Schlendrian bei Stiftung kommt den Bund teuer zu stehen

Die Stiftung Fipoi unterstützt internationale Organisationen, etwa bei der Renovation ihrer Hauptsitze. Damit sollen sie in Genf gehalten werden. Doch es wurde geschlampt, wie ein Bericht zeigt. Nun hat das EDA die Konsequenz gezogen. Zu spät, findet die Finanzdelegation des Parlaments.

Die Welthandelsorganisation WTO hat kürzlich ihren Hauptsitz in Genf umgebaut. Unterstützt wurde sie von der Stiftung Fipoi mit insgesamt 165 Millionen Franken. Die Fipoi organisierte in Bundesbern ein Darlehen und weitere Unterstützung für den Umbau und verwaltete auch das Geld. 2013 wurde der renovierte Hauptsitz der WTO eingeweiht.

Auf diese Art und Weise betreut die Immobilienstiftung seit Jahrzehnten internationale Organisationen in Genf. Sie verwaltet gut eine halbe Milliarde Franken an Darlehen.

Chaotische Zustände

Doch in der letzten Zeit lief es nicht mehr rund bei der Fipoi, welche je zur Hälfte dem Bund und dem Kanton Genf gehört. Die Zustände innerhalb der Fipoi waren offenbar chaotisch. Im November 2015 reagierte das Aussendepartement (EDA) schliesslich und kündigte den Abgang des Direktors der Stiftung an.

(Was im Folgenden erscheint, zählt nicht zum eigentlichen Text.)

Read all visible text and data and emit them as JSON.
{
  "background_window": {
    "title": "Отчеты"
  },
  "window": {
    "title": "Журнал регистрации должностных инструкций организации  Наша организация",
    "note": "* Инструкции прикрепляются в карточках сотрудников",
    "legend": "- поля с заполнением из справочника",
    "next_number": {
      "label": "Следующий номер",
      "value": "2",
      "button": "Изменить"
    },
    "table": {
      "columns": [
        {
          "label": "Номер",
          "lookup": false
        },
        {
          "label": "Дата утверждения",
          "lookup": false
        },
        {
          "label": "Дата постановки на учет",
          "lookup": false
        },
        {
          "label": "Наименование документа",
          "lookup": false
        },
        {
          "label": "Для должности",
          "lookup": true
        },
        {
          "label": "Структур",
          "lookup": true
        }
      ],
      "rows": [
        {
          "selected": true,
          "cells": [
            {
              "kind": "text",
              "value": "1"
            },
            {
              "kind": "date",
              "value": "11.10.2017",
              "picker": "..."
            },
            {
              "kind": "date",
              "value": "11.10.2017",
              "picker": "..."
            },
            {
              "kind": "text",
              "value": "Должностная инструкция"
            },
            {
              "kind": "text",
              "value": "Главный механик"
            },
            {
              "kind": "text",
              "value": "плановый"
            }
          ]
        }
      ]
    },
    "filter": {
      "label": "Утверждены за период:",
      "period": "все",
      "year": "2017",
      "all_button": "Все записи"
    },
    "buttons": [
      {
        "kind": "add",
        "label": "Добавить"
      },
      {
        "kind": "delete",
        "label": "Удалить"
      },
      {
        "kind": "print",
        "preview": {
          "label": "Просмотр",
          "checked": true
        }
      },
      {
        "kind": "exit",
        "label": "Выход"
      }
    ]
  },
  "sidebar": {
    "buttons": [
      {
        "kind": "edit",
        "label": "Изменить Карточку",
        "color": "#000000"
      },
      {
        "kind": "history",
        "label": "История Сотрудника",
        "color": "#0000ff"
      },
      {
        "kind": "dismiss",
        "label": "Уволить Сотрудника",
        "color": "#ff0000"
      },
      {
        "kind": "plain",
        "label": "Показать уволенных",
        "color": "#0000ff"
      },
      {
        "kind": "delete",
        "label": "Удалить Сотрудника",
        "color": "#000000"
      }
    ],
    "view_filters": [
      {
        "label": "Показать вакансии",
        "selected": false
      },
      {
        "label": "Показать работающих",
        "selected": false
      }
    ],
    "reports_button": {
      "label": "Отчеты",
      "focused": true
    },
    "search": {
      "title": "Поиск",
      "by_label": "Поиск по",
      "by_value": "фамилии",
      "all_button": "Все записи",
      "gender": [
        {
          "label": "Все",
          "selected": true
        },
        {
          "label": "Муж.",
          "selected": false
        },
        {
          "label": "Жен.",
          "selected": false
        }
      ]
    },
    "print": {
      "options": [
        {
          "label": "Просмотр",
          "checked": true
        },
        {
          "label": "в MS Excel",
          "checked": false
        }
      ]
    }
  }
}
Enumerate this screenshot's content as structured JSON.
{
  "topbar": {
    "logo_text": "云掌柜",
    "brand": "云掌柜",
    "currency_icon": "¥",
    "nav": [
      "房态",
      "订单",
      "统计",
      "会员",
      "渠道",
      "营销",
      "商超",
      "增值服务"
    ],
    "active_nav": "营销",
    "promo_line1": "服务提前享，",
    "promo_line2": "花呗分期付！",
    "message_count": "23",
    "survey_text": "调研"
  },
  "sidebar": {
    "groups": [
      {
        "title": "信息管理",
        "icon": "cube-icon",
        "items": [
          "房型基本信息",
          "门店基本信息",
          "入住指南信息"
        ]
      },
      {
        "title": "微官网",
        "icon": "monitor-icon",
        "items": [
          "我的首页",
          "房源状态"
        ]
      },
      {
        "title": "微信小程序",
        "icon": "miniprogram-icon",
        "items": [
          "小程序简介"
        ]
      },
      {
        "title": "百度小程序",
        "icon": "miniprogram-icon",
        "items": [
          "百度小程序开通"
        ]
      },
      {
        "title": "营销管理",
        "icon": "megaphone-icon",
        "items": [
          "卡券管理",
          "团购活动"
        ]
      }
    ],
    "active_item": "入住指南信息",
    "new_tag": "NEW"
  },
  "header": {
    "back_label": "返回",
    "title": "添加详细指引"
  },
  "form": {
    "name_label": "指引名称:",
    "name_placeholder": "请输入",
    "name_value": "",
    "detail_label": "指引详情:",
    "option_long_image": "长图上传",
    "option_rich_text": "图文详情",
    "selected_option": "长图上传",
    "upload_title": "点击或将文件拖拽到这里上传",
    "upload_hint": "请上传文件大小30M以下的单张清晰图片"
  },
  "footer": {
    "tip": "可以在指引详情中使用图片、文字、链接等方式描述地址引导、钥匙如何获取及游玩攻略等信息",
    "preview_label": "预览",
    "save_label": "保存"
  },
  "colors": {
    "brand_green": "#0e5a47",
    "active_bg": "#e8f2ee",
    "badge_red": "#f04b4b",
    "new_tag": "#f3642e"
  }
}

Anita Fetz, SP-Ständerätin und Präsidentin der Finanzdelegation, ist trotzdem nicht zufrieden. «Das EDA hat viel zu lange gewartet, um gegen den sehr führungsschwachen Geschäftsführer die Kündigung auszusprechen», kritisiert Fetz. Dazu komme, dass das EDA noch grosszügige Pensionskassenleistungen übernommen habe. 300'000 Franken soll der ehemalige Direktor erhalten haben, trotz seines Fehlverhaltens.

Privates und Geschäftliches vermischt

Vor einem Jahr veranlasste die Finanzdelegation des Bundesparlaments eine Untersuchung zur Stiftung. Der Bericht ist seit Freitag öffentlich. Er zeigt, dass bei der Fipoi geschlampt wurde, etwa bei Ausschreibungen. Von fünf untersuchten Aufträgen zu Gebäudesanierungen schrieb sie nur einen einzigen öffentlich aus.

Angestellte der Fipoi arbeiteten zudem während ihrer Arbeitszeit für private Projekte. Sie halfen den Kaderleuten bei privaten Anliegen. Zum Beispiel flickte ein Techniker das Eingangstor beim Haus einer Kaderperson. Ein anderes Kadermitglied liess vier private Polsterstühle neu beziehen, und der Direktor brauchte Hilfe beim Zügeln oder beim Flicken des Geschirrspülers.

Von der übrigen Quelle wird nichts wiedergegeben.